Jon also pointed to a greater trend of partnerships between established financial institutions and tech companies.
“I think that we’re actually starting to see the fruits of a lot of that work being done over the better part of a decade now starting to evolve–you’re starting to see a large number of financial institutions” making technological advances, particularly in relation to blockchain.
“Pretty much every bank on Wall Street’s doing stuff, pretty much every stock exchange is doing stuff; commodity traders and traders are all actively trying to partner and get involved,” he said. “The whole space is being revolutionized, and it’s happening at a pretty rapid pace.”
Jon pointed to State Street’s partnership with cryptocurrency exchange Gemini as one example of this: “they’re effectively taking data feeds from Gemini, which is a big decision for a financial institution to make.”
“Or, when you go further down the chain, you’re seeing a number of smaller banks and institutions trying to either develop relationships at the neo-banking level (obviously, that’s the retail offering), or just purely from a technology provider standpoint.”
“I feel [that] technology companies have got the upper hand now, and that at the negotiating table, it’s getting harder and harder for a lot of these financial institutions to continue down their current paths.”
”Tere’s still a long way to go”
However, at the same time “there’s still a long way to go,” Jon said. “As much as I say that there are a lot of these opportunities arising for these banks and other financial institutions, a huge amount of infrastructure needs to be built to support it.”

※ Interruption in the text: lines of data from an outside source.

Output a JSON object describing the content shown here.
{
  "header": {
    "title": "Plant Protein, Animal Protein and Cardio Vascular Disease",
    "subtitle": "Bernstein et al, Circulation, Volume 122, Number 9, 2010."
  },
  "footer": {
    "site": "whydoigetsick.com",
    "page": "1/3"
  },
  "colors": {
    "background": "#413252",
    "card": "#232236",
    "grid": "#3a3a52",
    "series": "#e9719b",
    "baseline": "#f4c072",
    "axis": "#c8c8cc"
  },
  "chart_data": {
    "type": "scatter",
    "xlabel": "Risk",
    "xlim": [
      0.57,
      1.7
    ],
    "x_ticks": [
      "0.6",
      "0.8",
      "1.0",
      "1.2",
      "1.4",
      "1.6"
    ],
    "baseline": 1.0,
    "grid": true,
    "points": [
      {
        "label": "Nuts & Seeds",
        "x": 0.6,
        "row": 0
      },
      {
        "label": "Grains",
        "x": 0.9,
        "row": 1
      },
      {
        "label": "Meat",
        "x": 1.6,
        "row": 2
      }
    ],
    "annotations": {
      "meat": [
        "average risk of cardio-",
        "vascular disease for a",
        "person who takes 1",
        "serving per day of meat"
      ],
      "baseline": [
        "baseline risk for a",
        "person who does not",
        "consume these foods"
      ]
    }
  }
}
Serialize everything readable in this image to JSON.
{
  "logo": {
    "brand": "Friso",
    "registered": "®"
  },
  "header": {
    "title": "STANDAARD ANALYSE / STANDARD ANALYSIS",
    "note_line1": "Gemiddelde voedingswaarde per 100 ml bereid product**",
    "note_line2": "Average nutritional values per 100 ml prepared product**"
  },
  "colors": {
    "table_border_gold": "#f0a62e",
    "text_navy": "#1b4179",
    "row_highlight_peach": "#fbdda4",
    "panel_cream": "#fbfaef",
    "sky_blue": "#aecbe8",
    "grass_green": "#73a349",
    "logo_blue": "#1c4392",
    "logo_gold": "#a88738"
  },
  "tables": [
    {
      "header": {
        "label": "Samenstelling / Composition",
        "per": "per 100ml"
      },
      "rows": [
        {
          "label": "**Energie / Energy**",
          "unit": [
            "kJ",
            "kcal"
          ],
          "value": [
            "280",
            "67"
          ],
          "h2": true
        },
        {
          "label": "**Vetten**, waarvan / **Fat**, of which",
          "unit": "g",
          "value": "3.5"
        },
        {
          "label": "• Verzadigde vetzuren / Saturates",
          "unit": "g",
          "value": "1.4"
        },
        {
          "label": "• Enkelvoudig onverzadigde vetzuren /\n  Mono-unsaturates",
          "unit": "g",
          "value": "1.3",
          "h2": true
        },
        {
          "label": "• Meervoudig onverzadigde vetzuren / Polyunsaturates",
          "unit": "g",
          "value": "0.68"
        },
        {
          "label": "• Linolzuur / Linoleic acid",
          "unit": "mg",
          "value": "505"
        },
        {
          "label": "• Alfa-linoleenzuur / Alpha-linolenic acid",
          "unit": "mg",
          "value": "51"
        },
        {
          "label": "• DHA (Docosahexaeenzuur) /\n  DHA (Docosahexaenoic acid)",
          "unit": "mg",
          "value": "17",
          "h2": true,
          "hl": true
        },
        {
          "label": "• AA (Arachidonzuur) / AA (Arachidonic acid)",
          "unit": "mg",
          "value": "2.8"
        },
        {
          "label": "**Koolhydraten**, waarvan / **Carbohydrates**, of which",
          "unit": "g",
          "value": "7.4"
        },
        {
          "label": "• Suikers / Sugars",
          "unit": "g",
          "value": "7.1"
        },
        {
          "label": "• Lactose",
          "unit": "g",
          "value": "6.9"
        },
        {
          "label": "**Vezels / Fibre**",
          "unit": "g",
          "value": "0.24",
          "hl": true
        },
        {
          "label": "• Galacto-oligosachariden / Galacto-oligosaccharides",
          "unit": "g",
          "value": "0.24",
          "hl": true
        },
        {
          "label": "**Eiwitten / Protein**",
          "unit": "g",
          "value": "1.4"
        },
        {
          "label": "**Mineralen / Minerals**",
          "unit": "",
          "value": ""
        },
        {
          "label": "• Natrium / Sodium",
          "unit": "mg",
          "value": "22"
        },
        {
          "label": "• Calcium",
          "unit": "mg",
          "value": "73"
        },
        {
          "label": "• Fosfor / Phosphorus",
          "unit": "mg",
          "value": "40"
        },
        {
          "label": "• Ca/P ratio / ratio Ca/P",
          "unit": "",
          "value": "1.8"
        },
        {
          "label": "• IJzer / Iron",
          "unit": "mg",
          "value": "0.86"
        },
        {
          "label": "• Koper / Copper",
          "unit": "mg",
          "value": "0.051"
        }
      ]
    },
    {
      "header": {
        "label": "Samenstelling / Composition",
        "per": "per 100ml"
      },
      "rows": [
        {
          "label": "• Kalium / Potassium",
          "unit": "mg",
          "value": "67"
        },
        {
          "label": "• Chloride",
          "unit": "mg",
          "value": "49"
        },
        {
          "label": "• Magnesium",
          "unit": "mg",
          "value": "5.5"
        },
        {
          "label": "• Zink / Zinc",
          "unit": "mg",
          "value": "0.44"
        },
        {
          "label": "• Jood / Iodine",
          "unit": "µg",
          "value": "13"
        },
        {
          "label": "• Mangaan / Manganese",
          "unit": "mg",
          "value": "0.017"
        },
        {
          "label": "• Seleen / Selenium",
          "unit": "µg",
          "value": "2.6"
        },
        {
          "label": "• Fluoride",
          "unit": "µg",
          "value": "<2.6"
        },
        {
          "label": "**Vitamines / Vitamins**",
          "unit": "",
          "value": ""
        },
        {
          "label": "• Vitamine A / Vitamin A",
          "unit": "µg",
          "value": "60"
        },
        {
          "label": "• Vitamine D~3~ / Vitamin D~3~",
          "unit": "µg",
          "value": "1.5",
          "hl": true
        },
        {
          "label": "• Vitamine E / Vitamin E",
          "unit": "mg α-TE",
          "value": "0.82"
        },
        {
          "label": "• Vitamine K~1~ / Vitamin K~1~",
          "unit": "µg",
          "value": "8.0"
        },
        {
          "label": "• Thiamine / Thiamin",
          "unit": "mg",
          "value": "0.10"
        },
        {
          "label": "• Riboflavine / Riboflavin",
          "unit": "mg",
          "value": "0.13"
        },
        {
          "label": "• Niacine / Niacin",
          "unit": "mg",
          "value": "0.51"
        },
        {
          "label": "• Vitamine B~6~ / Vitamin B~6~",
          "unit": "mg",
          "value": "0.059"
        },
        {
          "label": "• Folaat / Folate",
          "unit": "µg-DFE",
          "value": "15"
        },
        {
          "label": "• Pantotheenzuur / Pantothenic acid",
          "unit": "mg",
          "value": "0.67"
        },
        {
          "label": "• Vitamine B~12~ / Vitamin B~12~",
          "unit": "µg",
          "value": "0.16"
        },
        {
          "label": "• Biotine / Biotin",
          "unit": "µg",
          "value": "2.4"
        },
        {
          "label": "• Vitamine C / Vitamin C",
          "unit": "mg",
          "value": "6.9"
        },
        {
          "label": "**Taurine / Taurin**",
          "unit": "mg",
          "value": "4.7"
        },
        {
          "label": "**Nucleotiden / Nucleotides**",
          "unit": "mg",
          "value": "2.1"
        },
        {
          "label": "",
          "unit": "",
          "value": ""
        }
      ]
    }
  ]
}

“So, if you think about a simple corporate company, which may transact in [something like] soybeans, and they produce meal and oil and sell that down the chain–now, in theory, we could provide a solution in soybeans: we could enable title transfer, we could facilitate the financing of that right of the title being moved on a trade finance vehicle.”
“However, banking relationships are inherently deep,” he continued. “So, while they may be providing a line of credit (for one thing), they’re also providing all these other services–and all these other services are generally under-provided if they’re doing the other thing further up the chain.”
In other words, “if the corporate client pulls out one of those other components, they lose all these other factors as well.”
“So, while a lot of these technology companies are focusing on just one single service, we need to be able to offer the whole chain of services to truly disrupt the market,” Jon said. “We’re definitely not there yet.”
“And that’s the same with institutional adoption of crypto,” he continued. “Everyone talks about Bitcoin being adopted by institutional investors, and I struggle to see it right now because we don’t have the plumbing there yet for true adoption at the institutional level.”
Jon explained that “it’s not just about brokers. It’s about lending capacity–whether it could go to a private bank that gives some sort of loan-to-value (LTV) of it, similar to traditional currency.”
Right now, “if you get a private account [and attempt] to get 80 to 90 percent LTV on Bitcoin, the answer’s ‘no’. The reality is that they probably wouldn’t offer you any lending–so, why would you chew up all your capital [by] putting into a standalone asset like Bitcoin when you could put your money into a private bank?”
After all, “the returns on [a different] asset may not be as good as Bitcoin, however, because you have all these other services that operate around it, it’s a much more appealing product to have.”